Capture the Moment: High-speed Imaging with Spiking Cameras through Short-term Plasticity

• Published in: IEEE transactions on pattern analysis and machine intelligence Vol. 45; no. 7; pp. 1 - 16
• Main Authors: Zheng, Yajing, Zheng, Lingxiao, Yu, Zhaofei, Huang, Tiejun, Wang, Song
• Format: Journal Article
• Language: English
• Published: United States IEEE 01.07.2023; The Institute of Electrical and Electronics Engineers, Inc. (IEEE)

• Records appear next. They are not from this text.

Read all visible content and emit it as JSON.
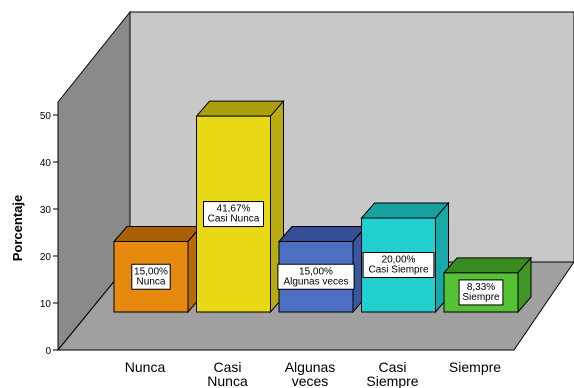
{
  "chart_data": {
    "type": "bar",
    "ylabel": "Porcentaje",
    "ylim": [
      0,
      50
    ],
    "yticks": [
      "0",
      "10",
      "20",
      "30",
      "40",
      "50"
    ],
    "categories": [
      [
        "Nunca"
      ],
      [
        "Casi",
        "Nunca"
      ],
      [
        "Algunas",
        "veces"
      ],
      [
        "Casi",
        "Siempre"
      ],
      [
        "Siempre"
      ]
    ],
    "values": [
      15.0,
      41.67,
      15.0,
      20.0,
      8.33
    ],
    "data_labels": [
      [
        "15,00%",
        "Nunca"
      ],
      [
        "41,67%",
        "Casi Nunca"
      ],
      [
        "15,00%",
        "Algunas veces"
      ],
      [
        "20,00%",
        "Casi Siempre"
      ],
      [
        "8,33%",
        "Siempre"
      ]
    ],
    "colors": {
      "bars": [
        "#e58a0f",
        "#e8d914",
        "#4c6fc2",
        "#22cfcf",
        "#55c236"
      ],
      "bar_tops": [
        "#a85f05",
        "#a8a10c",
        "#344f95",
        "#17a0a0",
        "#3a8c22"
      ],
      "bar_sides": [
        "#b86a08",
        "#b8ab0f",
        "#3a58a0",
        "#18a8a8",
        "#3e9626"
      ],
      "back_wall": "#c8c8c8",
      "side_wall": "#8a8a8a",
      "floor": "#a0a0a0"
    }
  }
}
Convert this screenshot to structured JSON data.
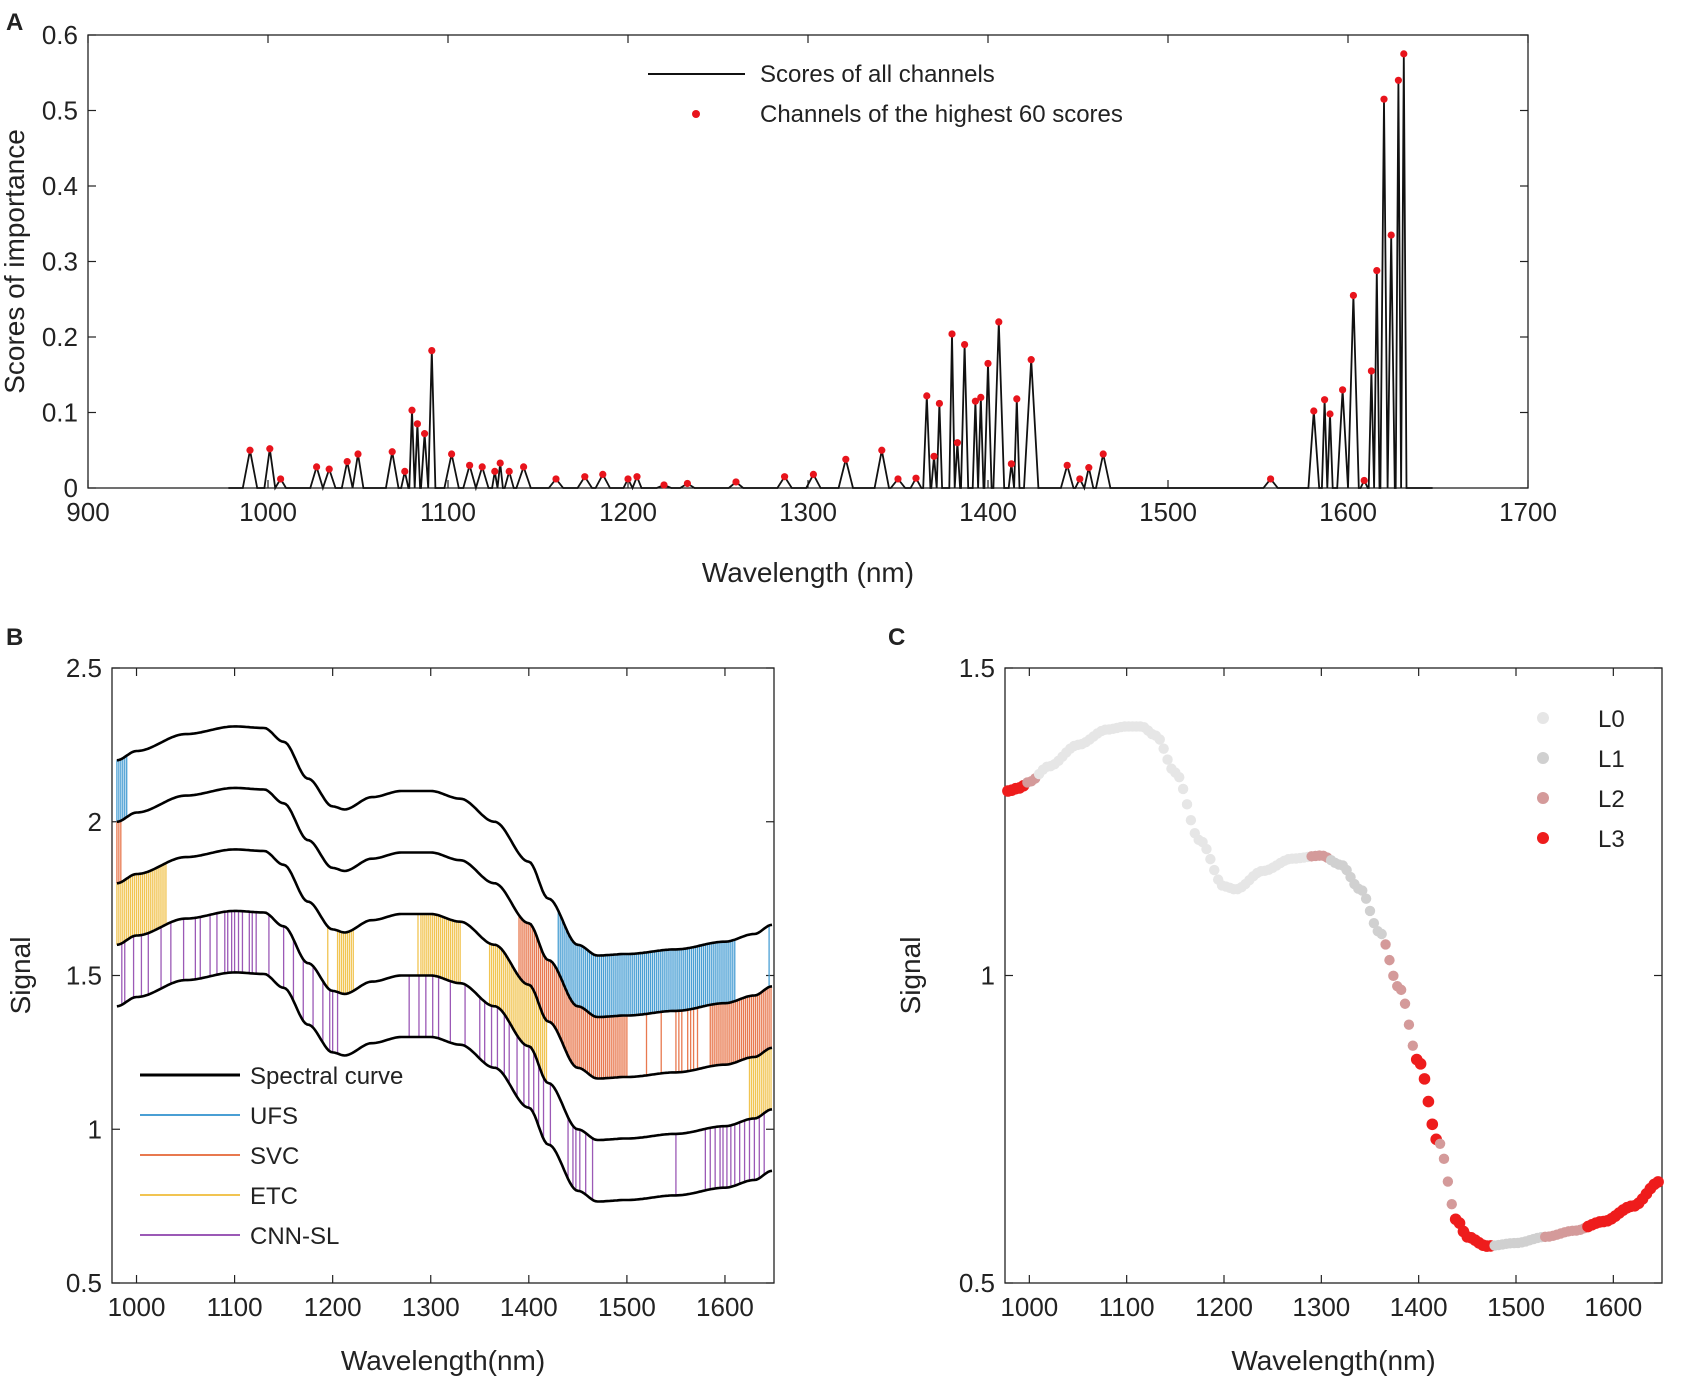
{
  "panels": {
    "A": "A",
    "B": "B",
    "C": "C"
  },
  "chart_data": [
    {
      "panel": "A",
      "type": "line",
      "xlabel": "Wavelength (nm)",
      "ylabel": "Scores of importance",
      "xlim": [
        900,
        1700
      ],
      "ylim": [
        0,
        0.6
      ],
      "xticks": [
        900,
        1000,
        1100,
        1200,
        1300,
        1400,
        1500,
        1600,
        1700
      ],
      "yticks": [
        0,
        0.1,
        0.2,
        0.3,
        0.4,
        0.5,
        0.6
      ],
      "ytick_labels": [
        "0",
        "0.1",
        "0.2",
        "0.3",
        "0.4",
        "0.5",
        "0.6"
      ],
      "legend_position": "top-center",
      "series": [
        {
          "name": "Scores of all channels",
          "color": "#111111",
          "kind": "line"
        },
        {
          "name": "Channels of the highest 60 scores",
          "color": "#e8141c",
          "kind": "points"
        }
      ],
      "peaks": [
        [
          990,
          0.05
        ],
        [
          1001,
          0.052
        ],
        [
          1007,
          0.012
        ],
        [
          1027,
          0.028
        ],
        [
          1034,
          0.025
        ],
        [
          1044,
          0.035
        ],
        [
          1050,
          0.045
        ],
        [
          1069,
          0.048
        ],
        [
          1076,
          0.022
        ],
        [
          1080,
          0.103
        ],
        [
          1083,
          0.085
        ],
        [
          1087,
          0.072
        ],
        [
          1091,
          0.182
        ],
        [
          1102,
          0.045
        ],
        [
          1112,
          0.03
        ],
        [
          1119,
          0.028
        ],
        [
          1126,
          0.022
        ],
        [
          1129,
          0.033
        ],
        [
          1134,
          0.022
        ],
        [
          1142,
          0.028
        ],
        [
          1160,
          0.012
        ],
        [
          1176,
          0.015
        ],
        [
          1186,
          0.018
        ],
        [
          1200,
          0.012
        ],
        [
          1205,
          0.015
        ],
        [
          1220,
          0.004
        ],
        [
          1233,
          0.006
        ],
        [
          1260,
          0.008
        ],
        [
          1287,
          0.015
        ],
        [
          1303,
          0.018
        ],
        [
          1321,
          0.038
        ],
        [
          1341,
          0.05
        ],
        [
          1350,
          0.012
        ],
        [
          1360,
          0.013
        ],
        [
          1366,
          0.122
        ],
        [
          1370,
          0.042
        ],
        [
          1373,
          0.112
        ],
        [
          1380,
          0.204
        ],
        [
          1383,
          0.06
        ],
        [
          1387,
          0.19
        ],
        [
          1393,
          0.115
        ],
        [
          1396,
          0.12
        ],
        [
          1400,
          0.165
        ],
        [
          1406,
          0.22
        ],
        [
          1413,
          0.032
        ],
        [
          1416,
          0.118
        ],
        [
          1424,
          0.17
        ],
        [
          1444,
          0.03
        ],
        [
          1451,
          0.012
        ],
        [
          1456,
          0.027
        ],
        [
          1464,
          0.045
        ],
        [
          1557,
          0.012
        ],
        [
          1581,
          0.102
        ],
        [
          1587,
          0.117
        ],
        [
          1590,
          0.098
        ],
        [
          1597,
          0.13
        ],
        [
          1603,
          0.255
        ],
        [
          1609,
          0.01
        ],
        [
          1613,
          0.155
        ],
        [
          1616,
          0.288
        ],
        [
          1620,
          0.515
        ],
        [
          1624,
          0.335
        ],
        [
          1628,
          0.54
        ],
        [
          1631,
          0.575
        ]
      ],
      "data_range": [
        978,
        1647
      ]
    },
    {
      "panel": "B",
      "type": "line",
      "xlabel": "Wavelength(nm)",
      "ylabel": "Signal",
      "xlim": [
        975,
        1650
      ],
      "ylim": [
        0.5,
        2.5
      ],
      "xticks": [
        1000,
        1100,
        1200,
        1300,
        1400,
        1500,
        1600
      ],
      "yticks": [
        0.5,
        1,
        1.5,
        2,
        2.5
      ],
      "ytick_labels": [
        "0.5",
        "1",
        "1.5",
        "2",
        "2.5"
      ],
      "legend_position": "bottom-left",
      "base_curve": [
        [
          980,
          1.5
        ],
        [
          1000,
          1.53
        ],
        [
          1050,
          1.585
        ],
        [
          1100,
          1.61
        ],
        [
          1130,
          1.605
        ],
        [
          1150,
          1.56
        ],
        [
          1175,
          1.44
        ],
        [
          1200,
          1.35
        ],
        [
          1212,
          1.34
        ],
        [
          1240,
          1.38
        ],
        [
          1270,
          1.4
        ],
        [
          1300,
          1.4
        ],
        [
          1330,
          1.375
        ],
        [
          1365,
          1.3
        ],
        [
          1400,
          1.17
        ],
        [
          1420,
          1.05
        ],
        [
          1450,
          0.9
        ],
        [
          1470,
          0.865
        ],
        [
          1500,
          0.87
        ],
        [
          1550,
          0.885
        ],
        [
          1600,
          0.91
        ],
        [
          1630,
          0.935
        ],
        [
          1648,
          0.965
        ]
      ],
      "curve_offsets": [
        -0.1,
        0.1,
        0.3,
        0.5,
        0.7
      ],
      "series": [
        {
          "name": "Spectral curve",
          "color": "#000000"
        },
        {
          "name": "UFS",
          "color": "#4a9fd4",
          "band": 4,
          "selected_wavelengths": [
            [
              980,
              990
            ],
            [
              1430,
              1610
            ],
            1645
          ]
        },
        {
          "name": "SVC",
          "color": "#e8794f",
          "band": 3,
          "selected_wavelengths": [
            [
              980,
              985
            ],
            [
              1390,
              1500
            ],
            1520,
            1535,
            1550,
            1553,
            1556,
            1562,
            1565,
            1568,
            1572,
            [
              1585,
              1648
            ]
          ]
        },
        {
          "name": "ETC",
          "color": "#f1c451",
          "band": 2,
          "selected_wavelengths": [
            [
              980,
              1030
            ],
            1195,
            [
              1205,
              1222
            ],
            1287,
            [
              1290,
              1330
            ],
            [
              1360,
              1418
            ],
            [
              1625,
              1648
            ]
          ]
        },
        {
          "name": "CNN-SL",
          "color": "#9b59b6",
          "band": 1,
          "selected_wavelengths": [
            985,
            988,
            997,
            1005,
            1012,
            1025,
            1035,
            1048,
            1060,
            1065,
            1075,
            1082,
            1090,
            1093,
            1097,
            1100,
            1104,
            1108,
            1115,
            1118,
            1122,
            1135,
            1150,
            1160,
            1170,
            1180,
            1190,
            1197,
            1200,
            1205,
            1278,
            1288,
            1295,
            1302,
            1308,
            1320,
            1335,
            1350,
            1355,
            1362,
            1368,
            1375,
            1380,
            1388,
            1395,
            1400,
            1405,
            1410,
            1415,
            1422,
            1440,
            1445,
            1448,
            1452,
            1458,
            1465,
            1550,
            1580,
            1585,
            1590,
            1595,
            1598,
            1602,
            1606,
            1610,
            1615,
            1620,
            1625,
            1630,
            1635,
            1640
          ]
        }
      ]
    },
    {
      "panel": "C",
      "type": "scatter",
      "xlabel": "Wavelength(nm)",
      "ylabel": "Signal",
      "xlim": [
        975,
        1650
      ],
      "ylim": [
        0.5,
        1.5
      ],
      "xticks": [
        1000,
        1100,
        1200,
        1300,
        1400,
        1500,
        1600
      ],
      "yticks": [
        0.5,
        1,
        1.5
      ],
      "ytick_labels": [
        "0.5",
        "1",
        "1.5"
      ],
      "legend_position": "top-right",
      "curve": [
        [
          978,
          1.3
        ],
        [
          990,
          1.305
        ],
        [
          1000,
          1.315
        ],
        [
          1020,
          1.34
        ],
        [
          1050,
          1.375
        ],
        [
          1080,
          1.4
        ],
        [
          1100,
          1.405
        ],
        [
          1115,
          1.405
        ],
        [
          1130,
          1.39
        ],
        [
          1150,
          1.33
        ],
        [
          1175,
          1.22
        ],
        [
          1200,
          1.145
        ],
        [
          1212,
          1.14
        ],
        [
          1240,
          1.17
        ],
        [
          1270,
          1.19
        ],
        [
          1300,
          1.195
        ],
        [
          1320,
          1.18
        ],
        [
          1340,
          1.14
        ],
        [
          1360,
          1.07
        ],
        [
          1380,
          0.98
        ],
        [
          1400,
          0.86
        ],
        [
          1420,
          0.73
        ],
        [
          1440,
          0.6
        ],
        [
          1450,
          0.575
        ],
        [
          1470,
          0.56
        ],
        [
          1500,
          0.565
        ],
        [
          1530,
          0.575
        ],
        [
          1560,
          0.585
        ],
        [
          1590,
          0.6
        ],
        [
          1620,
          0.625
        ],
        [
          1648,
          0.665
        ]
      ],
      "series": [
        {
          "name": "L0",
          "color": "#e6e6e6"
        },
        {
          "name": "L1",
          "color": "#d0d0d0"
        },
        {
          "name": "L2",
          "color": "#d49a9a"
        },
        {
          "name": "L3",
          "color": "#ee1c1c"
        }
      ],
      "level_ranges": [
        {
          "from": 978,
          "to": 995,
          "level": 3
        },
        {
          "from": 995,
          "to": 1010,
          "level": 2
        },
        {
          "from": 1010,
          "to": 1290,
          "level": 0
        },
        {
          "from": 1290,
          "to": 1310,
          "level": 2
        },
        {
          "from": 1310,
          "to": 1365,
          "level": 1
        },
        {
          "from": 1365,
          "to": 1395,
          "level": 2
        },
        {
          "from": 1395,
          "to": 1420,
          "level": 3
        },
        {
          "from": 1420,
          "to": 1438,
          "level": 2
        },
        {
          "from": 1438,
          "to": 1475,
          "level": 3
        },
        {
          "from": 1475,
          "to": 1530,
          "level": 1
        },
        {
          "from": 1530,
          "to": 1572,
          "level": 2
        },
        {
          "from": 1572,
          "to": 1650,
          "level": 3
        }
      ],
      "step_nm": 4
    }
  ]
}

• Subjects: Cameras; Computing time; Error correction; Firing; High speed; High-speed Reconstruction; Image reconstruction; Low latency communication; Motion-dependent; Noise reduction; Plastic properties; Reconstruction algorithms; Short-term Plasticity; Spiking; Spiking Cameras; Streaming media; Vision sensors
• ISSN: 0162-8828; 1939-3539; 2160-9292
• DOI: 10.1109/TPAMI.2023.3237856

High-speed imaging can help us understand some phenomena that our eyes cannot capture fast enough. Although ultra-fast frame-based cameras (e.g., Phantom) can record millions of fps at reduced resolution, are too expensive to be widely used. Recently, a retina-inspired vision sensor, spiking camera, has been developed to record external information at 40, 000 Hz. The spiking camera uses the asynchronous binary spike streams to represent visual information. Despite this, how to reconstruct dynamic scenes from asynchronous spikes remains challenging. In this paper, we introduce novel high-speed image reconstruction models based on the short-term plasticity (STP) mechanism of the brain, termed TFSTP and TFMDSTP. We first derive the relationship between states of STP and spike patterns. Then, in TFSTP, by setting up the STP model at each pixel, the scene radiance can be inferred by the states of the models. In TFMDSTP, we use the STP to distinguish the moving and stationary regions, and then use two sets of STP models to reconstruct them respectively. In addition, we present a strategy for correcting error spikes. Experimental results show that the STP-based reconstruction methods can effectively reduce noise with less computing time, and achieve best the performances on both real-world and simulated datasets.